Launching a startup without any business experience may be daunting.
But that didn’t stop Chrisanti Indiana — who was just 24 years old when she co-founded Social Bella.
“You have nothing to lose, that’s actually the benefit of starting young,” Indiana, now 31, told CNBC Make It.
The Indonesian beauty and personal care retailer has raised around $225 million since 2018, and drawn an impressive list of investors that include East Ventures, Jungle Ventures and Temasek.
The business started out as an e-commerce platform called Sociolla in 2015, but it has since expanded to 48 stores in Indonesia and 13 stores in Vietnam.
Indiana tells CNBC Make It how she transformed her startup into a multimillion-dollar beauty company.
1. Be agile
When running a business, adapting to change is paramount, said Indiana, especially when you least expect it.
Like all businesses around the world, Indiana’s had to navigate the Covid pandemic, which coincided with her company’s fifth anniversary, she said.
“We were very excited in 2020 … we planned a lot of campaigns and events, and then the pandemic hit. It was quite shocking,” Indiana added.

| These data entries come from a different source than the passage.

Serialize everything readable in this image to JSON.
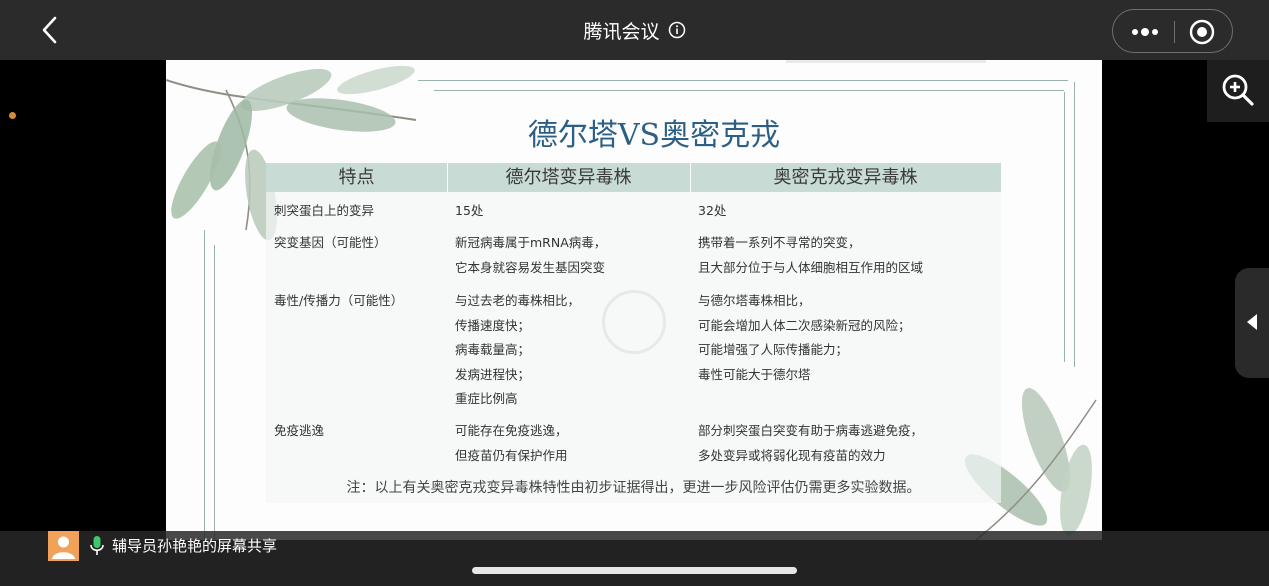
{
  "topbar": {
    "title": "腾讯会议"
  },
  "slide": {
    "title": "德尔塔VS奥密克戎",
    "table": {
      "headers": [
        "特点",
        "德尔塔变异毒株",
        "奥密克戎变异毒株"
      ],
      "rows": [
        {
          "feature": [
            "刺突蛋白上的变异"
          ],
          "delta": [
            "15处"
          ],
          "omicron": [
            "32处"
          ]
        },
        {
          "feature": [
            "突变基因（可能性）"
          ],
          "delta": [
            "新冠病毒属于mRNA病毒，",
            "它本身就容易发生基因突变"
          ],
          "omicron": [
            "携带着一系列不寻常的突变，",
            "且大部分位于与人体细胞相互作用的区域"
          ]
        },
        {
          "feature": [
            "毒性/传播力（可能性）"
          ],
          "delta": [
            "与过去老的毒株相比，",
            "传播速度快；",
            "病毒载量高；",
            "发病进程快；",
            "重症比例高"
          ],
          "omicron": [
            "与德尔塔毒株相比，",
            "可能会增加人体二次感染新冠的风险；",
            "可能增强了人际传播能力；",
            "毒性可能大于德尔塔"
          ]
        },
        {
          "feature": [
            "免疫逃逸"
          ],
          "delta": [
            "可能存在免疫逃逸，",
            "但疫苗仍有保护作用"
          ],
          "omicron": [
            "部分刺突蛋白突变有助于病毒逃避免疫，",
            "多处变异或将弱化现有疫苗的效力"
          ]
        }
      ],
      "note": "注：以上有关奥密克戎变异毒株特性由初步证据得出，更进一步风险评估仍需更多实验数据。"
    }
  },
  "bottombar": {
    "share_text": "辅导员孙艳艳的屏幕共享"
  },
  "colors": {
    "title_blue": "#2b5f86",
    "header_bg": "#c9dbd5",
    "avatar_orange": "#f0a15a"
  },
  "icons": [
    "back-chevron-icon",
    "info-icon",
    "more-dots-icon",
    "record-icon",
    "zoom-in-icon",
    "collapse-arrow-icon",
    "microphone-icon",
    "avatar-person-icon"
  ]
}
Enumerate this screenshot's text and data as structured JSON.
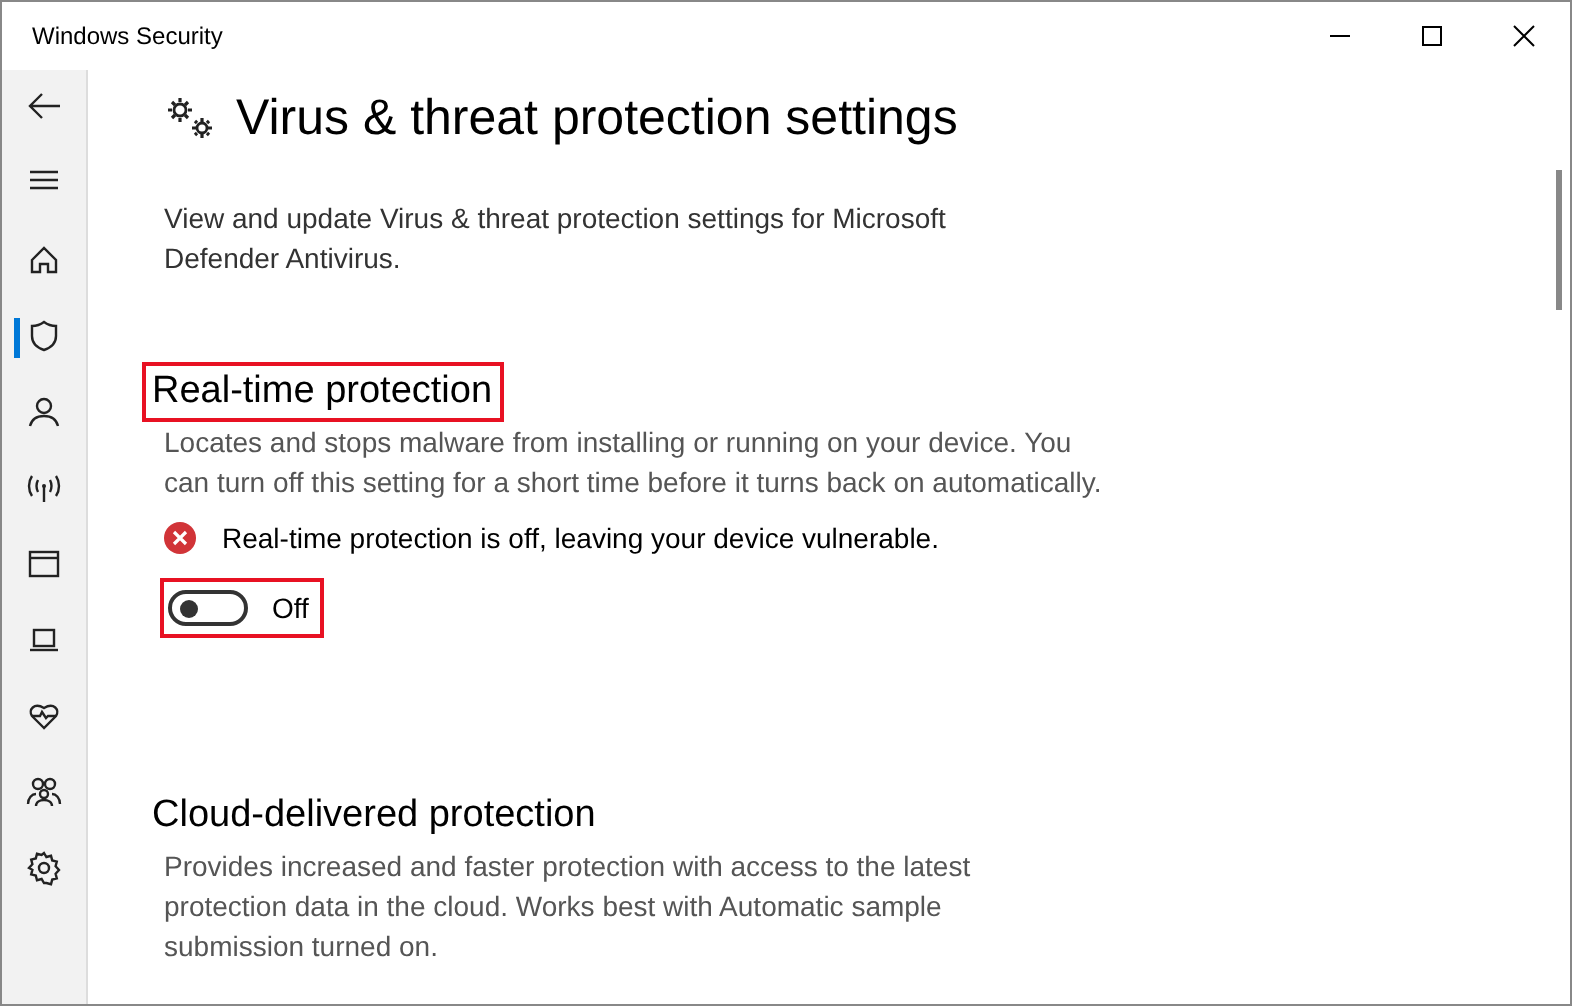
{
  "window": {
    "title": "Windows Security"
  },
  "sidebar": {
    "items": [
      {
        "kind": "back",
        "selected": false
      },
      {
        "kind": "menu",
        "selected": false
      },
      {
        "kind": "home",
        "selected": false
      },
      {
        "kind": "shield",
        "selected": true
      },
      {
        "kind": "person",
        "selected": false
      },
      {
        "kind": "wireless",
        "selected": false
      },
      {
        "kind": "browser",
        "selected": false
      },
      {
        "kind": "laptop",
        "selected": false
      },
      {
        "kind": "heart",
        "selected": false
      },
      {
        "kind": "family",
        "selected": false
      },
      {
        "kind": "settings",
        "selected": false
      }
    ]
  },
  "page": {
    "title": "Virus & threat protection settings",
    "description": "View and update Virus & threat protection settings for Microsoft Defender Antivirus."
  },
  "sections": [
    {
      "heading": "Real-time protection",
      "highlighted": true,
      "description": "Locates and stops malware from installing or running on your device. You can turn off this setting for a short time before it turns back on automatically.",
      "status": {
        "kind": "error",
        "text": "Real-time protection is off, leaving your device vulnerable."
      },
      "toggle": {
        "on": false,
        "label": "Off",
        "highlighted": true
      }
    },
    {
      "heading": "Cloud-delivered protection",
      "highlighted": false,
      "description": "Provides increased and faster protection with access to the latest protection data in the cloud. Works best with Automatic sample submission turned on."
    }
  ]
}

“There was a lockdown and the mood was very different. Not just for the customers, but the team as well.”
As the chief marketing officer, Indiana quickly led a change of direction during “a very confusing time,” by pivoting to online events and shifting its focus from makeup to self-care from home.
“It was a steep learning curve because you also need to manage the team as well, making sure that everybody’s OK and letting them know that we can go through this together,” said Indiana.
“It’s about making sure that you’re agile enough to go through dynamic changes.”
2. Do what’s right
The idea for Sociolla came about in 2015, when Indiana discovered the online proliferation of counterfeit makeup products in Indonesia.
Those products were sometimes selling at “a fraction” of the original’s price, she said.
The e-commerce platform was Indiana’s solution to the problem — through it, consumers can get products that are safe, authentic and certified by Indonesian authorities.
“Since we started … we ensure that we only work with authorized distributors or only the brand owners.”
When you have a business, you want it to be successful. But at the same time, you also want to make sure that you’re doing the right thing.
Co-founder and CMO, Social Bella
But that approach wasn’t easy, especially when the awareness about the authenticity of beauty products was low back then, Indiana said.
“When you have a business, you want it to be successful. But at the same time, you also want to make sure that you’re doing the right thing,” she added.
“It was a challenge to really educate the consumers that cheap doesn’t always mean better.”
But that strategy seems to have paid off. Social Bella now has more than 30 million users across all its business units, according to Indiana, selling an inventory of 12,000 products from 400 brands worldwide.
The business has also caught the eye of investors — its latest round of fundraising raked in $56 million, led by U.S. private equity firm L Catterton.
“It’s been a long journey but I’m really proud that we chose to do the right thing from day one and till today.”
3. Pick the right leaders
While being a young entrepreneur has never held her back, Indiana acknowledged there were “a lot of things” that she didn’t know about running a business.
That’s why Indiana attributes part of Social Bella’s success to her co-founders’ diverse backgrounds and expertise.
Indiana, who has a background in the creative industry, leads branding and marketing — while her brother and president Christopher Madiam, who studied computing, brings technical knowledge to the table.
John Rasjid, Social Bella’s CEO, has a background in finance.
“Having my two co-founders has been really important for me, we support each other and we have a really great dynamic.”
Her brother Madiam, who has been a role model for Indiana since she was young, has been a particular source of strength, she said.
“He constantly pushes me to grow, learn and embrace challenges with an open mind and positive attitude,” she said.
“It is easier to tell people nice things they want to hear, but Chris has always been honest with me. And that is one thing that I am most grateful for.”